From Tokyo Station, Minami Yaesu Exit, take Bus Higashi #16 (東#16); get off at the Sumitomo Twin Building 住友ツインビル前 (sixth) stop and walk a little further in the same direction to where the Chuo Ohashi bridge crosses the Sumida River. Before the bridge, turn left down the riverside park and walk along for about 5 minutes. Look for the Sumida Riverside Tower on your left; circle around the building to find the entrance.
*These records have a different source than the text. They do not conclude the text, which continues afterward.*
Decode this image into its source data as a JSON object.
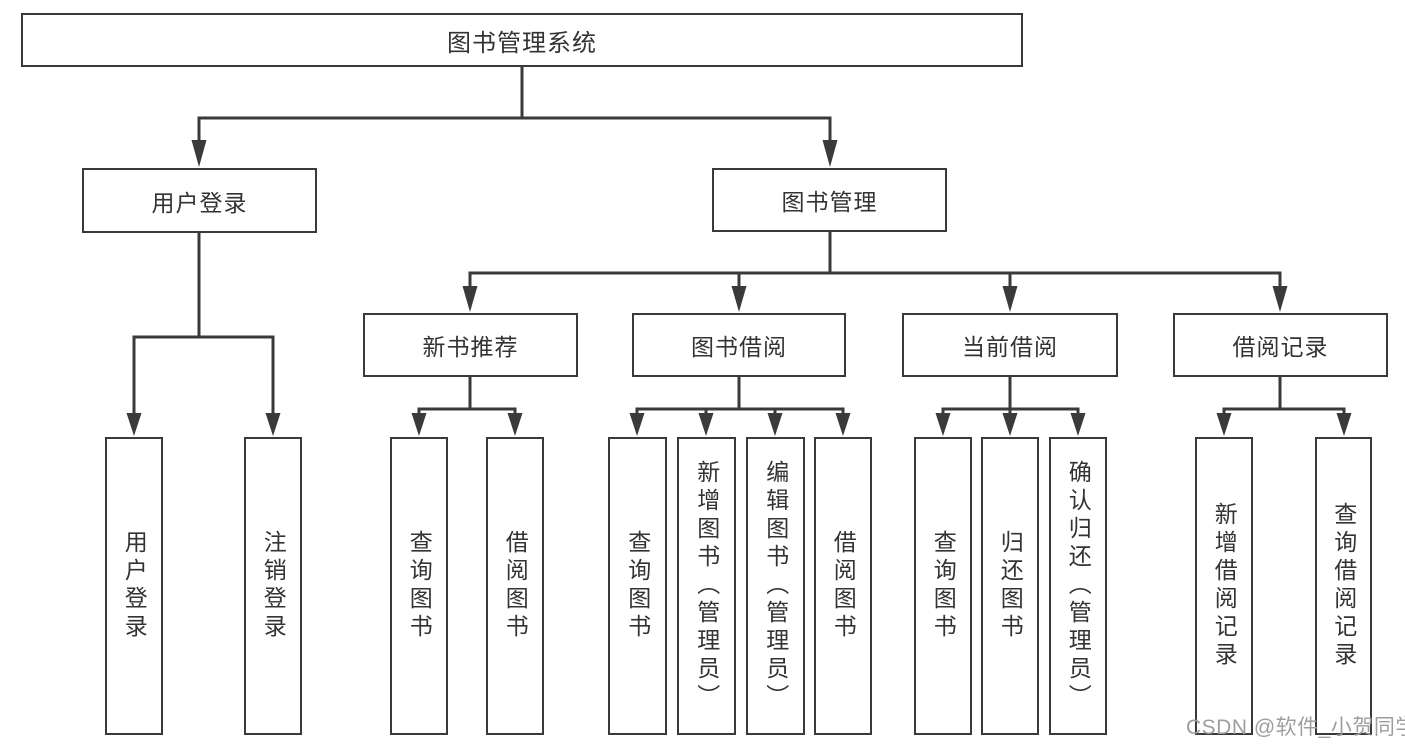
{
  "tree": {
    "label": "图书管理系统",
    "children": [
      {
        "label": "用户登录",
        "children": [
          {
            "label": "用户登录"
          },
          {
            "label": "注销登录"
          }
        ]
      },
      {
        "label": "图书管理",
        "children": [
          {
            "label": "新书推荐",
            "children": [
              {
                "label": "查询图书"
              },
              {
                "label": "借阅图书"
              }
            ]
          },
          {
            "label": "图书借阅",
            "children": [
              {
                "label": "查询图书"
              },
              {
                "label": "新增图书（管理员）"
              },
              {
                "label": "编辑图书（管理员）"
              },
              {
                "label": "借阅图书"
              }
            ]
          },
          {
            "label": "当前借阅",
            "children": [
              {
                "label": "查询图书"
              },
              {
                "label": "归还图书"
              },
              {
                "label": "确认归还（管理员）"
              }
            ]
          },
          {
            "label": "借阅记录",
            "children": [
              {
                "label": "新增借阅记录"
              },
              {
                "label": "查询借阅记录"
              }
            ]
          }
        ]
      }
    ]
  },
  "watermark": "CSDN @软件_小贺同学",
  "colors": {
    "line": "#3a3a3a",
    "box_border": "#3a3a3a",
    "text": "#333333",
    "watermark": "#9e9e9e",
    "background": "#ffffff"
  }
}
If you are unsure of the location, contact SWET in advance for further instructions and contact number at email@example.com
With visitors to Japan swelling to almost 20 million in 2015, there's more demand than ever for both general and specialized travel advice in English and other languages. How can writers, editors, and translators living in Japan help serve that market? What are the opportunities and challenges in traditional providers of travel information, such as guidebooks, magazines, and newspapers, as well as newer media, including blogs, e-books and social media? In this special travel-focused SWET event, join Greg Goodmacher, Alice Gordenker, and Rob Goss to discuss these questions and others related to writing, editing and translation for travel and tourism.
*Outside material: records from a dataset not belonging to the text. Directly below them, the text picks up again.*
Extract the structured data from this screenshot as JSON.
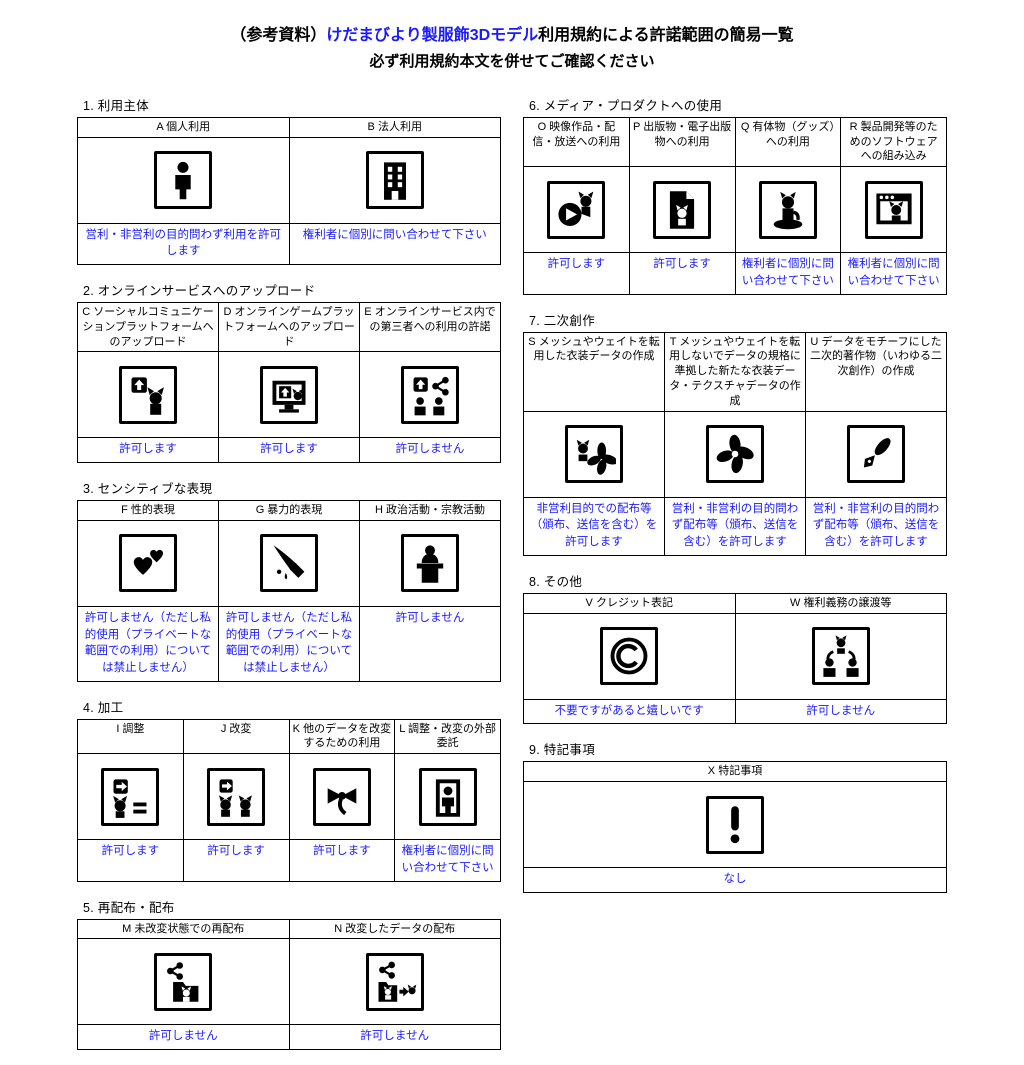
{
  "title": {
    "prefix": "（参考資料）",
    "highlight": "けだまびより製服飾3Dモデル",
    "suffix": "利用規約による許諾範囲の簡易一覧",
    "line2": "必ず利用規約本文を併せてご確認ください"
  },
  "colors": {
    "accent": "#1a1aff",
    "text": "#000000",
    "background": "#ffffff"
  },
  "sections": [
    {
      "key": "usage-entity",
      "title": "1. 利用主体",
      "side": "left",
      "items": [
        {
          "code": "A",
          "label": "A 個人利用",
          "icon": "person-icon",
          "result": "営利・非営利の目的問わず利用を許可します"
        },
        {
          "code": "B",
          "label": "B 法人利用",
          "icon": "building-icon",
          "result": "権利者に個別に問い合わせて下さい"
        }
      ]
    },
    {
      "key": "online-upload",
      "title": "2. オンラインサービスへのアップロード",
      "side": "left",
      "items": [
        {
          "code": "C",
          "label": "C ソーシャルコミュニケーションプラットフォームへのアップロード",
          "icon": "upload-social-icon",
          "result": "許可します"
        },
        {
          "code": "D",
          "label": "D オンラインゲームプラットフォームへのアップロード",
          "icon": "upload-game-icon",
          "result": "許可します"
        },
        {
          "code": "E",
          "label": "E オンラインサービス内での第三者への利用の許諾",
          "icon": "upload-share-icon",
          "result": "許可しません"
        }
      ]
    },
    {
      "key": "sensitive-expression",
      "title": "3. センシティブな表現",
      "side": "left",
      "items": [
        {
          "code": "F",
          "label": "F 性的表現",
          "icon": "hearts-icon",
          "result": "許可しません（ただし私的使用（プライベートな範囲での利用）については禁止しません）"
        },
        {
          "code": "G",
          "label": "G 暴力的表現",
          "icon": "knife-icon",
          "result": "許可しません（ただし私的使用（プライベートな範囲での利用）については禁止しません）"
        },
        {
          "code": "H",
          "label": "H 政治活動・宗教活動",
          "icon": "podium-icon",
          "result": "許可しません"
        }
      ]
    },
    {
      "key": "processing",
      "title": "4. 加工",
      "side": "left",
      "items": [
        {
          "code": "I",
          "label": "I 調整",
          "icon": "adjust-icon",
          "result": "許可します"
        },
        {
          "code": "J",
          "label": "J 改変",
          "icon": "modify-icon",
          "result": "許可します"
        },
        {
          "code": "K",
          "label": "K 他のデータを改変するための利用",
          "icon": "bow-icon",
          "result": "許可します"
        },
        {
          "code": "L",
          "label": "L 調整・改変の外部委託",
          "icon": "outsource-icon",
          "result": "権利者に個別に問い合わせて下さい"
        }
      ]
    },
    {
      "key": "redistribution",
      "title": "5. 再配布・配布",
      "side": "left",
      "items": [
        {
          "code": "M",
          "label": "M 未改変状態での再配布",
          "icon": "share-folder-icon",
          "result": "許可しません"
        },
        {
          "code": "N",
          "label": "N 改変したデータの配布",
          "icon": "share-modified-icon",
          "result": "許可しません"
        }
      ]
    },
    {
      "key": "media-product",
      "title": "6. メディア・プロダクトへの使用",
      "side": "right",
      "items": [
        {
          "code": "O",
          "label": "O 映像作品・配信・放送への利用",
          "icon": "video-icon",
          "result": "許可します"
        },
        {
          "code": "P",
          "label": "P 出版物・電子出版物への利用",
          "icon": "publication-icon",
          "result": "許可します"
        },
        {
          "code": "Q",
          "label": "Q 有体物（グッズ）への利用",
          "icon": "goods-icon",
          "result": "権利者に個別に問い合わせて下さい"
        },
        {
          "code": "R",
          "label": "R 製品開発等のためのソフトウェアへの組み込み",
          "icon": "software-icon",
          "result": "権利者に個別に問い合わせて下さい"
        }
      ]
    },
    {
      "key": "derivative-works",
      "title": "7. 二次創作",
      "side": "right",
      "items": [
        {
          "code": "S",
          "label": "S メッシュやウェイトを転用した衣装データの作成",
          "icon": "costume-transfer-icon",
          "result": "非営利目的での配布等（頒布、送信を含む）を許可します"
        },
        {
          "code": "T",
          "label": "T メッシュやウェイトを転用しないでデータの規格に準拠した新たな衣装データ・テクスチャデータの作成",
          "icon": "costume-new-icon",
          "result": "営利・非営利の目的問わず配布等（頒布、送信を含む）を許可します"
        },
        {
          "code": "U",
          "label": "U データをモチーフにした二次的著作物（いわゆる二次創作）の作成",
          "icon": "pen-icon",
          "result": "営利・非営利の目的問わず配布等（頒布、送信を含む）を許可します"
        }
      ]
    },
    {
      "key": "others",
      "title": "8. その他",
      "side": "right",
      "items": [
        {
          "code": "V",
          "label": "V クレジット表記",
          "icon": "copyright-icon",
          "result": "不要ですがあると嬉しいです"
        },
        {
          "code": "W",
          "label": "W 権利義務の譲渡等",
          "icon": "transfer-rights-icon",
          "result": "許可しません"
        }
      ]
    },
    {
      "key": "special-notes",
      "title": "9. 特記事項",
      "side": "right",
      "items": [
        {
          "code": "X",
          "label": "X 特記事項",
          "icon": "exclamation-icon",
          "result": "なし"
        }
      ]
    }
  ]
}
Please bring tourism-related magazines, books, or other materials to add to a display for shared interest.
Profiles of the Speakers
Greg Goodmacher writes textbooks and travel articles and teaches at a college in Niigata prefecture. His goals are to be published in a wider variety of international magazines and to gradually become a full-time writer, Goodmacher has written for magazines on the topics of tea, snowshoeing, traveling, animal welfare, and Japanese onsens. When not working or writing, he is probably soaking in a hot spring. Check out his blog: http://hotspringaddict.blogspot.jp/
Alice Gordenker has been explaining Japan in English for over 16 years through newspapers, magazines, television, a blog and social media. A long-time columnist for The Japan Times, Gordenker is probably best known for her popular “What the Heck is That?” column, which ran from 2005 to 2015, answering readers’ questions on Japan with meticulously researched yet decidedly off-beat reports on everything from traditional talismans to toilets. She has worked for NHK for many years, writing subtitles and scripts for its programs on language, culture, and travel. Recently, Gordenker has been working to make Tokyo museums more accessible to foreign visitors through better English-language captioning as well as guided tours. In 2015 she began working with Kanagawa Prefecture to develop new tourism products, personally designing and leading a series of tours in English to lesser known but eminently worthwhile destinations. For more info: https://alicegordenker.wordpress.com/
Rob Goss has written a number of books on Japan with Tuttle Publishing, including the North American Travel Journalists Association (NATJA) Gold Award-winning Travel Pack Japan (2013), NATJA Silver Award-winning Tokyo: Capital of Cool (2015) and the upcoming Travel Pack Kyoto & Nara (2016) andJapan Traveler’s Companion (2016). He has also contributed to and/or updated more than a dozen guidebooks for Rough Guides, Fodor’s, Insight Guides, Dorling Kindersley and National Geographic, as well as writing about Japan for nearly 100 magazines and online publications around the world, from National Geographic Traveler and Time to the in-flight magazines of Continental, Delta, US Airways, and others. For more info: www.tokyofreelance.com.